We could have tried to integrate the lesions found in the esophagus as another symptom of the disease. The gastrointestinal (GI) tract lesions in histoplasmosis occur predominantly in the ileocecal region, but the upper GI tract can also be involved in the form of oropharyngeal ulceration. The histologic pattern should be one of the following 1) no visible gross abnormalities but presence of infected macrophages in the lamina propria; 2) collection of infected macrophages presenting as pseudopolyps or plaques; 3) ulceration with tissue necrosis; and 4) localized inflammation leading to stricture formation17. Because none of these patterns was seen in our patient, we did not consider an involvement of the GI system. Moreover, almost all immunosuppressive medications are associated with some forms of GI complications18-21, the majority of which fall into one of the general categories: infections (bacterial, viral, fungal, or parasitic), mucosal injury and ulceration, biliary tract diseases, diverticular disease, pancreatitis, and malignancy22.
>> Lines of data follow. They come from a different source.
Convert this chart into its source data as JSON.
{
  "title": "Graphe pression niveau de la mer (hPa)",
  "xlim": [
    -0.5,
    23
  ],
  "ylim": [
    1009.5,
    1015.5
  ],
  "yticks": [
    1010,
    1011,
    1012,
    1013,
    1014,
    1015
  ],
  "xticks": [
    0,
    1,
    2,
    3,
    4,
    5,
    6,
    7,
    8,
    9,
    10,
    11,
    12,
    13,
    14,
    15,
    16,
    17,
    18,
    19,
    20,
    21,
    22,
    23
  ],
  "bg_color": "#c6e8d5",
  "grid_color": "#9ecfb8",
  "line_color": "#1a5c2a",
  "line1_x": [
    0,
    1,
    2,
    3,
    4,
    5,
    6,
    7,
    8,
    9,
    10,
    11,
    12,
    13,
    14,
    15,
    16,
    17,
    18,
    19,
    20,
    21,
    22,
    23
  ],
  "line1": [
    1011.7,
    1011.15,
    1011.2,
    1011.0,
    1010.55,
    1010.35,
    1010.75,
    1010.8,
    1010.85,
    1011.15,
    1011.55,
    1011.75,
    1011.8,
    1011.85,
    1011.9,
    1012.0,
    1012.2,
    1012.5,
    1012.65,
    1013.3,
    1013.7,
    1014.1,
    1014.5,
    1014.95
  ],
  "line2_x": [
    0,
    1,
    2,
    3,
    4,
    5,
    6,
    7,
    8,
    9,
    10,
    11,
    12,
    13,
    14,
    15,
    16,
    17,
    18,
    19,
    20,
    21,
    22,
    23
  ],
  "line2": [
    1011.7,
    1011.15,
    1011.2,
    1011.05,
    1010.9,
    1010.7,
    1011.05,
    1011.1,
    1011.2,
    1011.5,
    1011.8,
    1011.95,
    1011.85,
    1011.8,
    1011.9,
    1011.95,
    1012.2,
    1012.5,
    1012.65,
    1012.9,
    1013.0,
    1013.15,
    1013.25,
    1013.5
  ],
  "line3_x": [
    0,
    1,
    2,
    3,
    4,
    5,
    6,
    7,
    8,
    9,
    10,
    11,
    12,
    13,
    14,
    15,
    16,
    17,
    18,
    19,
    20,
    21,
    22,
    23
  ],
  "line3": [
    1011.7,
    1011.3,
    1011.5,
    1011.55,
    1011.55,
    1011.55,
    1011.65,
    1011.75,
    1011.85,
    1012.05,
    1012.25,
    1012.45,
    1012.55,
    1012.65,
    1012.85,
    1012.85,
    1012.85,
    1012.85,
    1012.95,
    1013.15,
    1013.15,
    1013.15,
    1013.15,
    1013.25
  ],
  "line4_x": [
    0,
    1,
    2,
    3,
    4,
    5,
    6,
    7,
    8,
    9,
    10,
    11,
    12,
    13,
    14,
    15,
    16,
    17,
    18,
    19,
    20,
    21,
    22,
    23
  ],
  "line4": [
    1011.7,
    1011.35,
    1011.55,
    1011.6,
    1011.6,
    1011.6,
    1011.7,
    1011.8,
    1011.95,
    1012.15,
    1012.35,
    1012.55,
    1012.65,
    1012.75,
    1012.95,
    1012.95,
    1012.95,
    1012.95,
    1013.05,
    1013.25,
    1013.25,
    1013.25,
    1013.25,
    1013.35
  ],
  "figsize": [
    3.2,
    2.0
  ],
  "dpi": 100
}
Although histoplasmosis is a rare clinical suspicion, it is highly important in these cases. A retrospective study of 61 patients with disseminated histoplasmosis reported a mortality rate of 31% in immunocompromised patients and 17% in immunocompetent patients23. The diagnosis is based on the detection of the fungus in body fluids (sputum, blood, cerebrospinal fluid) or tissues (histopathology), by biological culture and serological assays24. In our case, evidence was found in blood and skin; there was no fungus growth in bone marrow and we did not screen the respiratory system, as there was no pulmonary manifestation of the disease. Patients with severe disseminated infection should be treated initially with amphotericin B at a dosage of 0.7 to 1 mg/kg daily or a lipid formulation of amphotericin B at a dosage of 3 to 5 mg/kg daily, owing to their reduced toxicity, for 12-18 months1. Unfortunately, hepatotoxicity is common as verified in our patient.
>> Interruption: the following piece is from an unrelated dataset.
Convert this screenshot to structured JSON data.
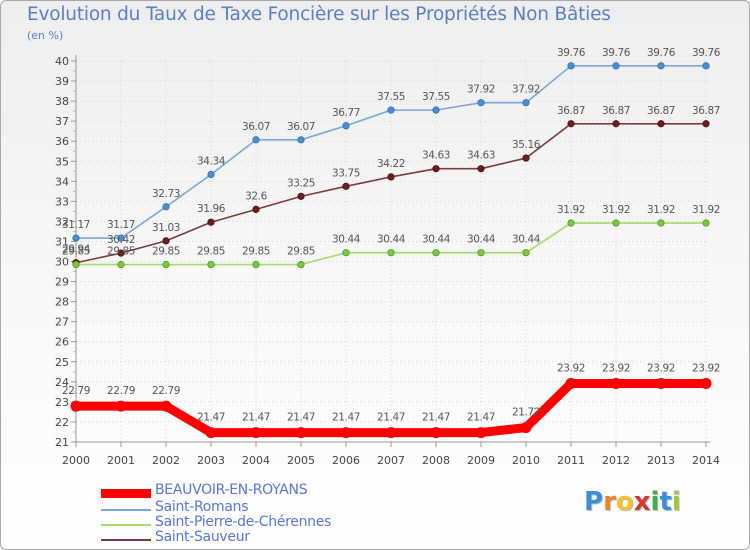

There are few cases similar to this one in the literature and most are with HIV patients. A similar case was described by Vaidya et al.11, although their patient had an exuberant skin lesion and no severe hematologic evolvement.
Sepsis-like histoplasmosis is usually severe and fulminant. Our patient did not show any improvement with the therapeutics and manifested significant adverse effects that led to a change of treatment strategy. Transplanted patients are vulnerable to several rare diseases that can be fatal; sepsis-like histoplasmosis is one of them.